In the short term, the local officials requested a total of $5 million in the 2015-16 state budget for the creation of a Long Island nitrogen management and mitigation plan, and for the development of “science-based nitrogen standards.”
The goals of the $100 million rebate program would stem from those standards and benchmarks. The program could be funded, Mr.
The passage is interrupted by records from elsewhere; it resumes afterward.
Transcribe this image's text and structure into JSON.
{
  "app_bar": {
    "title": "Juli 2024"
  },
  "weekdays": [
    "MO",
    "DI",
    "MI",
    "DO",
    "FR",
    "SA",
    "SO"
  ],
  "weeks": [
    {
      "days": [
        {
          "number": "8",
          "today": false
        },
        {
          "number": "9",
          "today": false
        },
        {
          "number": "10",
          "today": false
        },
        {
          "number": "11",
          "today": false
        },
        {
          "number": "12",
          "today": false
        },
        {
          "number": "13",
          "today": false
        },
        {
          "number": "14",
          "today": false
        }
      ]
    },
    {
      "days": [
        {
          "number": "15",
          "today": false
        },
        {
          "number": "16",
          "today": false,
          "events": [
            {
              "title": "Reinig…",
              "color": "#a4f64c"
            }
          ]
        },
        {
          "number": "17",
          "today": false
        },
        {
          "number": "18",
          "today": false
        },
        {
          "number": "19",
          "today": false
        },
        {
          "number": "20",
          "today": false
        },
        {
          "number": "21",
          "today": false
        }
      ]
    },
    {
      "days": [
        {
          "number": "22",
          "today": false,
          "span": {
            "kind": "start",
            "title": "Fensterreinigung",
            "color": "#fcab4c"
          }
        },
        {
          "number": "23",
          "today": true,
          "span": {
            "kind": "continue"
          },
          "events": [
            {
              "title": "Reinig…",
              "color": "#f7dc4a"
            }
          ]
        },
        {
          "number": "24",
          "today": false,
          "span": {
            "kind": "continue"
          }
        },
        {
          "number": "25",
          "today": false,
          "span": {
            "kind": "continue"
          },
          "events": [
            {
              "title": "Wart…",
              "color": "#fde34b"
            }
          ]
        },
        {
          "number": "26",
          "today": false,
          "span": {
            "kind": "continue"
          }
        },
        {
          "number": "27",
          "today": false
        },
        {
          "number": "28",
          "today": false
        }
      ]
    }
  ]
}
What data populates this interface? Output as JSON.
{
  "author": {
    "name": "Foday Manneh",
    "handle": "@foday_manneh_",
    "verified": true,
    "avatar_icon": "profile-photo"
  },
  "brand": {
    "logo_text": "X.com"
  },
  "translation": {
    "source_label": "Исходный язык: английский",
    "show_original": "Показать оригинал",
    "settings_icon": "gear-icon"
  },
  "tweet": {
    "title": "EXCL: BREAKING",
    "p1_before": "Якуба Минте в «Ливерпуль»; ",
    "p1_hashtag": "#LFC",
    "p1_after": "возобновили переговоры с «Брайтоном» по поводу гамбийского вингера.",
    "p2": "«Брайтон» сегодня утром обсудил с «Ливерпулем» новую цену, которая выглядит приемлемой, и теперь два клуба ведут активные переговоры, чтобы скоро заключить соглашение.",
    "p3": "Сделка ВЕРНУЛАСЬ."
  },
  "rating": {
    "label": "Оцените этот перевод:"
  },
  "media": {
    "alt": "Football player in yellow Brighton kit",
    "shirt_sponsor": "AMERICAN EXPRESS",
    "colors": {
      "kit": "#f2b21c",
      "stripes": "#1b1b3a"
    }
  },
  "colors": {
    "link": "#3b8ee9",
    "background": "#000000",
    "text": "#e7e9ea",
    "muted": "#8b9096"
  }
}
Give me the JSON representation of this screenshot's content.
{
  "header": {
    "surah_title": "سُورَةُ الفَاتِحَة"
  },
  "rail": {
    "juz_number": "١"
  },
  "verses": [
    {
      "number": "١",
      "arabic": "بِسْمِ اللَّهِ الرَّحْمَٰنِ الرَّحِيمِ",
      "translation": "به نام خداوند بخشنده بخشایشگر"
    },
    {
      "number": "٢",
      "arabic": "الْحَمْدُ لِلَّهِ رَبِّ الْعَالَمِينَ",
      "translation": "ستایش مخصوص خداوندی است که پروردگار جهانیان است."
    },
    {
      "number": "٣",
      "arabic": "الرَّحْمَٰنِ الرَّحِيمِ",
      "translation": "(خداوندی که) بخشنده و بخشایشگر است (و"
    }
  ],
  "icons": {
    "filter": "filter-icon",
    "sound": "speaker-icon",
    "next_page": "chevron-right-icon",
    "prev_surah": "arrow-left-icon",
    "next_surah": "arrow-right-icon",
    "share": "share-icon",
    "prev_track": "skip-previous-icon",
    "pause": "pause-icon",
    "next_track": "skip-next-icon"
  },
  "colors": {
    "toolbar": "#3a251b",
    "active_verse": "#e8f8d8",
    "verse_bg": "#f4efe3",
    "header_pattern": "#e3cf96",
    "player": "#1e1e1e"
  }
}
McDonald suggested, using some of New York State’s share of a court-ordered $125 billion “national mortgage settlement” — money to be paid by banks found to have been acting improperly regarding mortgage servicing and foreclosures.
Individual towns would oversee their own programs, through which rebates would be offered to homeowners as an incentive to install nitrogen-reducing septic systems, which the proposal calls “the most significant action that can be taken to reverse alarming and increasing impairments to groundwater, ponds, bays, tidal wetlands, finfish habitats, and shellfish beds.”
The program could mirror successful programs that provided rebates for the replacement of underground fuel tanks that posed an environmental hazard.
The East End officials’ group says that an initial allotment of $100 million for the program would allow for upgrades to almost a quarter of the existing cesspools and septic systems. Each town would specify its own priority areas and eligibility requirements.
With few sewer systems, the East End has approximately 81,000 separate, onsite wastewater systems in the ground, the officials wrote, “leaching untreated nitrogen directly into groundwater, which then transports the nitrogen into surface waters.”
“When new technology exists that will treat the nitrogen in our wastewater — a relatively simple solution to a worsening problem that could spell the ruin of our local economies and quality of life — investment in a rebate program is smart policy,” the supervisors and mayors wrote. “The longer we wait, the more expensive remediation will prove to be, if it can be accomplished at all.”